# Word2Vec Comparison: 2010 vs. 2020 Economic Abstracts

## Imports and Setup

In [None]:
import gensim
import pandas as pd
import logging

# Set up logging
logging.basicConfig(format='%(asctime)s : %(levelname)s : %(message)s', level=logging.INFO)

## Load and Prepare Data

In [None]:
def load_and_prepare_data(file_path):
    """Load CSV file and prepare tokenized sentences"""
    df = pd.read_csv(file_path, header=None)
    text_data = df[0].astype(str).tolist()
    sentences = [sentence.split() for sentence in text_data]
    print(f"Loaded {len(sentences)} documents from {file_path}")
    return sentences

# Load both datasets
sentences_2010 = load_and_prepare_data("2010 -cleaned_abstracts.csv")
sentences_2020 = load_and_prepare_data("2020 -cleaned_abstracts.csv")

## Train Word2Vec Models

In [None]:
# Common parameters for both models
params = {
    'vector_size': 300,
    'window': 10,
    'min_count': 2,
    'workers': 10,
    'sg': 1
}

# Train 2010 model
model_2010 = gensim.models.Word2Vec(sentences_2010, **params)
model_2010.train(sentences_2010, total_examples=len(sentences_2010), epochs=30)

# Train 2020 model
model_2020 = gensim.models.Word2Vec(sentences_2020, **params)
model_2020.train(sentences_2020, total_examples=len(sentences_2020), epochs=30)

## Comparison Functions

In [None]:
def compare_word_across_years(word, model1, model2, year1="2010", year2="2020"):
    try:
        vec1 = model1.wv[word]
        vec2 = model2.wv[word]
        similarity = model1.wv.cosine_similarities(vec1, [vec2])[0]

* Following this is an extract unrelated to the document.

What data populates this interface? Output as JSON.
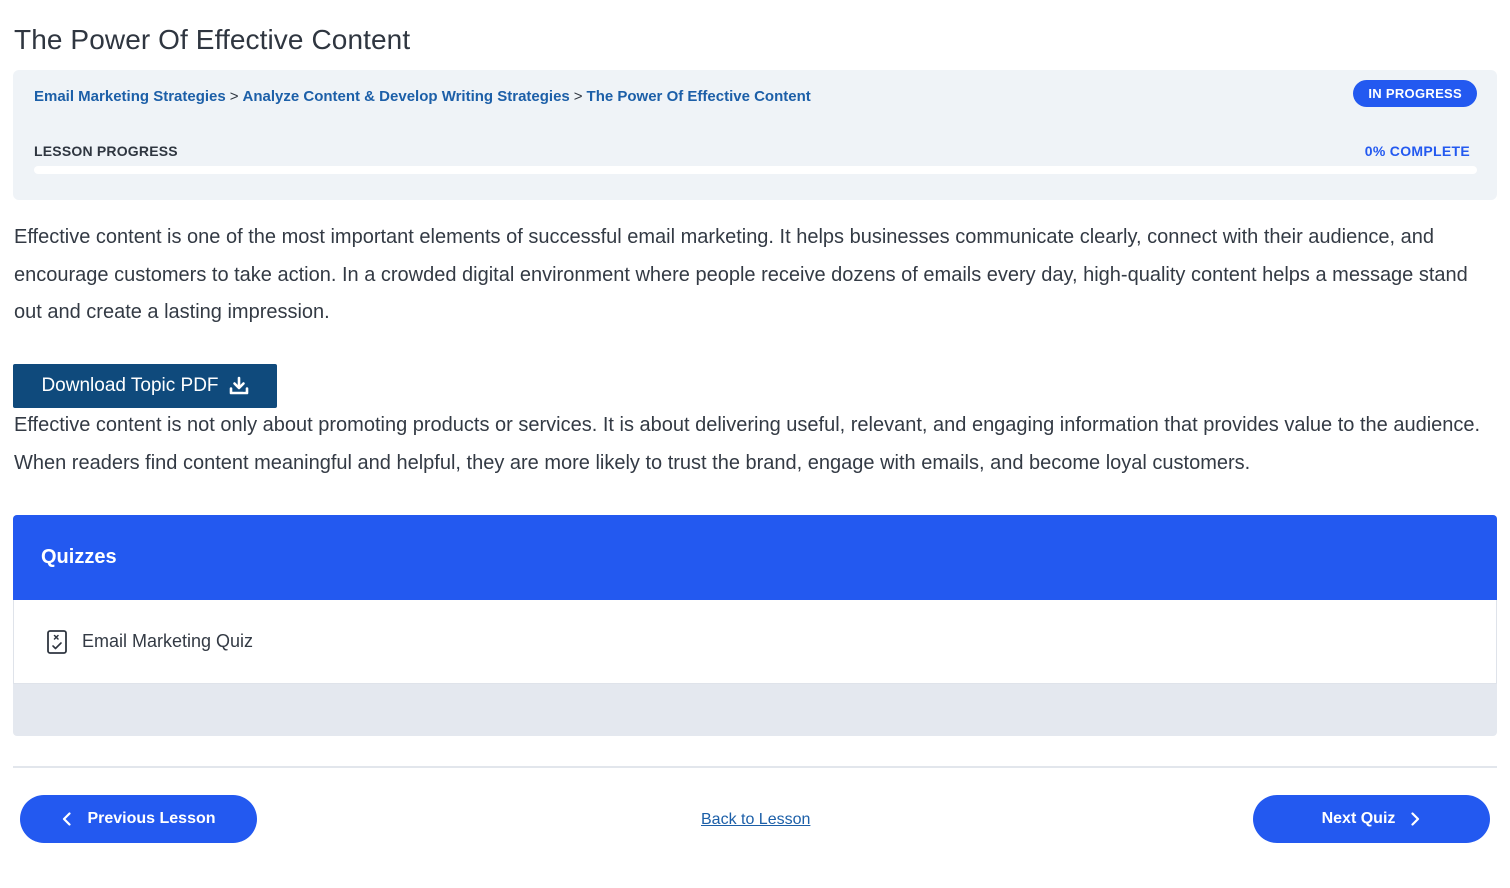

        print(f"\nAnalysis of word: '{word}'")
        print(f"Cosine similarity between {year1} and {year2}: {similarity:.4f}")

        print(f"\nTop 10 neighbors in {year1} model:")
        for neighbor, sim in model1.wv.most_similar(word, topn=10):
            print(f"{neighbor}: {sim:.3f}")

        print(f"\nTop 10 neighbors in {year2} model:")
        for neighbor, sim in model2.wv.most_similar(word, topn=10):
            print(f"{neighbor}: {sim:.3f}")

    except KeyError:
        print(f"Word '{word}' not in vocabulary for one or both models")

## Compare Key Economic Terms

In [None]:
key_terms = ["market", "volatility", "liquidity", "risk", "innovation"]

for term in key_terms:
    compare_word_across_years(term, model_2010, model_2020)

## Summary Analysis

In [None]:
def calculate_all_similarities(terms, model1, model2):
    similarities = {}
    for term in terms:
        try:
            vec1 = model1.wv[term]
            vec2 = model2.wv[term]
            similarities[term] = model1.wv.cosine_similarities(vec1, [vec2])[0]
        except KeyError:
            similarities[term] = None

    sorted_similarities = sorted(similarities.items(), key=lambda x: x[1] if x[1] is not None else -1, reverse=True)

    print("\nSummary of Cosine Similarities:")
    for term, sim in sorted_similarities:
        if sim is not None:
            print(f"{term}: {sim:.4f}")
        else:
            print(f"{term}: Not in vocabulary")
    return sorted_similarities

similarity_results = calculate_all_similarities(key_terms, model_2010, model_2020)